Let t_i, i=1,...,n and y_i, i=1,...,n denote the reference_times and reference_yields respectively. If t is a maturity for which the interpolation is desired such that t_{i-1} <= t <= t_i, then constant forward interpolation produces the corresponding yield, y_t, such that the forward rate in the interval [t_{i-1},t] is the same as the forward rate in the interval [t_{i-1},t_i]. Mathematically, this is the same as linearly interpolating t*y_t using the curve t_i, t_i*y_i.

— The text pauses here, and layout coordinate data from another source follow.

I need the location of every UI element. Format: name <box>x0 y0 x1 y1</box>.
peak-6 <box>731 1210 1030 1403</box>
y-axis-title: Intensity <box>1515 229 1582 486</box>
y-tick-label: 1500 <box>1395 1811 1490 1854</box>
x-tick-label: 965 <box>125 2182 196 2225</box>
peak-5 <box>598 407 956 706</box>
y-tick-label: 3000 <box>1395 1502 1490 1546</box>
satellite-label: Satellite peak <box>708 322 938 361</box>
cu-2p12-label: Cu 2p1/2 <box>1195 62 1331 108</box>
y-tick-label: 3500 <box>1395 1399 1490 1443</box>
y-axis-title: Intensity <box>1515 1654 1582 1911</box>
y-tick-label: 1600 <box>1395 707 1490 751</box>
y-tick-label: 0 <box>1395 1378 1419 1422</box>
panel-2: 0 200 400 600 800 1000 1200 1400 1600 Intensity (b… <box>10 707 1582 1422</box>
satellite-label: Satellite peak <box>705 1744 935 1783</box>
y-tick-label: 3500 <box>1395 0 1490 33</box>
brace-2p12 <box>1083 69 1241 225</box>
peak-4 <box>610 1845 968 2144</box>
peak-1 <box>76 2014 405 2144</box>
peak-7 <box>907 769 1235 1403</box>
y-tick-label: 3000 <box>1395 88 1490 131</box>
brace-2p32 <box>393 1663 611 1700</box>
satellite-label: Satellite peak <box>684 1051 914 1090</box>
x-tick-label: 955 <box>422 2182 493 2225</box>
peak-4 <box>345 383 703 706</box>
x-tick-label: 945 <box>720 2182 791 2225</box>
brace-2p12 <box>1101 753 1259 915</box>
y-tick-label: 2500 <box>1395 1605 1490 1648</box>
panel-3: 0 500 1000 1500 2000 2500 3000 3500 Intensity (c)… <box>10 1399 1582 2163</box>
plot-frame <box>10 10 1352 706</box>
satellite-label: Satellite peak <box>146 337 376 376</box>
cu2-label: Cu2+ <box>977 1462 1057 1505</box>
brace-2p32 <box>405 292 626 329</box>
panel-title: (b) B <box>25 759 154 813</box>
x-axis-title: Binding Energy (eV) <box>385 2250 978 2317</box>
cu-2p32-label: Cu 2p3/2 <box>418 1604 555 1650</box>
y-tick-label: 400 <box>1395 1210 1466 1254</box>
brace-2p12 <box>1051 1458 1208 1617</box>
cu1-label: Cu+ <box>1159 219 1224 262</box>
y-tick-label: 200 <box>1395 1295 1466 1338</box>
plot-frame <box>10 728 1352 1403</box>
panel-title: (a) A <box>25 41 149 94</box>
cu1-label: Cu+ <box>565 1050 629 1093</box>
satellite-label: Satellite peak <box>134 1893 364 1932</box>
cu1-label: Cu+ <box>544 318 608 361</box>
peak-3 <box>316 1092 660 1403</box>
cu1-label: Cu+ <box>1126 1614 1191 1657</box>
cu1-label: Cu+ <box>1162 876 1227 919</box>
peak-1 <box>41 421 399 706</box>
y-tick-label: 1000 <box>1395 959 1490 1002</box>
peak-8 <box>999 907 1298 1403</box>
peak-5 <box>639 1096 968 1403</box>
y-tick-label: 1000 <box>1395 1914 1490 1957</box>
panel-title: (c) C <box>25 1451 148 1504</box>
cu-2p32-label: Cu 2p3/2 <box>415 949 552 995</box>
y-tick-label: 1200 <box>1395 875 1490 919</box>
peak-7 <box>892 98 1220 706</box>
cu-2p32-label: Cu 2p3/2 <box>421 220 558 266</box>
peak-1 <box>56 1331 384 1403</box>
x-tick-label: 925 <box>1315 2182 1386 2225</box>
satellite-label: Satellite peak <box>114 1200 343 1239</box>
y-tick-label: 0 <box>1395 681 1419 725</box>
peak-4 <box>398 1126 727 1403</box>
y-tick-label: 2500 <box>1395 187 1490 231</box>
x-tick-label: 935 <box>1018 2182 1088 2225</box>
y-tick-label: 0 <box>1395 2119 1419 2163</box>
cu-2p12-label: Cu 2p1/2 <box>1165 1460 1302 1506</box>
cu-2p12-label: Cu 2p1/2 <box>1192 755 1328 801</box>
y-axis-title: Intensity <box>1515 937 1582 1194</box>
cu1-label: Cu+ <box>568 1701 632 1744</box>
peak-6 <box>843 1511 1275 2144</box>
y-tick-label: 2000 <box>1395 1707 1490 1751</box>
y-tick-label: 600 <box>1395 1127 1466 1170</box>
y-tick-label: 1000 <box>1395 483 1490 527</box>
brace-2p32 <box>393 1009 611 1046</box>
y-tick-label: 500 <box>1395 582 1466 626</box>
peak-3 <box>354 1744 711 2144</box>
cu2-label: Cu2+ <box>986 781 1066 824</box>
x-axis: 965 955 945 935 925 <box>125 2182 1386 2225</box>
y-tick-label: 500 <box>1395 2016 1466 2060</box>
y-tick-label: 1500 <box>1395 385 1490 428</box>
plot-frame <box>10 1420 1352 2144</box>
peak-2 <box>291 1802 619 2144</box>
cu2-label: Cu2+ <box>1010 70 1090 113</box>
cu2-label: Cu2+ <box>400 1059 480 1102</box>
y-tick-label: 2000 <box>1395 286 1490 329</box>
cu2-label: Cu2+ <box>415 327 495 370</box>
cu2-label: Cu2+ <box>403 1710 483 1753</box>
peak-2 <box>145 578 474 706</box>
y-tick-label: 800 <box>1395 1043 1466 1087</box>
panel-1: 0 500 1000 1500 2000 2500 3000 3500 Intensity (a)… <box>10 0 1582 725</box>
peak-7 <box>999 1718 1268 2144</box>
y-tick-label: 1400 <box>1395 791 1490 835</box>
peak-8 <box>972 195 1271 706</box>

reference_times must be strictly increasing but reference_yields don’t need to be because we don’t require the rate curve to be monotonic.

Examples#

interpolation_times = [1, 3, 6, 7, 8, 15, 18, 25, 30]
# `reference_times` must be increasing, but `reference_yields` don't need to
# be.
reference_times = [0.0, 2.0, 6.0, 8.0, 18.0, 30.0]
reference_yields = [0.01, 0.02, 0.015, 0.014, 0.02, 0.025]
result = interpolate(interpolation_times, reference_times, reference_yields)

Args:#

  • interpolation_times: The times at which interpolation is desired. A N-D Tensor of real dtype where the first N-1 dimensions represent the batching dimensions.

  • reference_times: Maturities in the input yield curve. A N-D Tensor of real dtype where the first N-1 dimensions represent the batching dimensions. Should be sorted in increasing order.

  • reference_yields: Continuously compounded yields corresponding to reference_times. A N-D Tensor of real dtype. Should have the compatible shape as x_data.

  • dtype: Optional tf.dtype for interpolation_times, reference_times, and reference_yields`. If not specified, the dtype of the inputs will be used.

  • name: Python str. The name prefixed to the ops created by this function. If not supplied, the default name ‘constant_fwd_interpolation’ is used.

Returns:#

A N-D Tensor of real dtype with the same shape as interpolations_times containing the interpolated yields.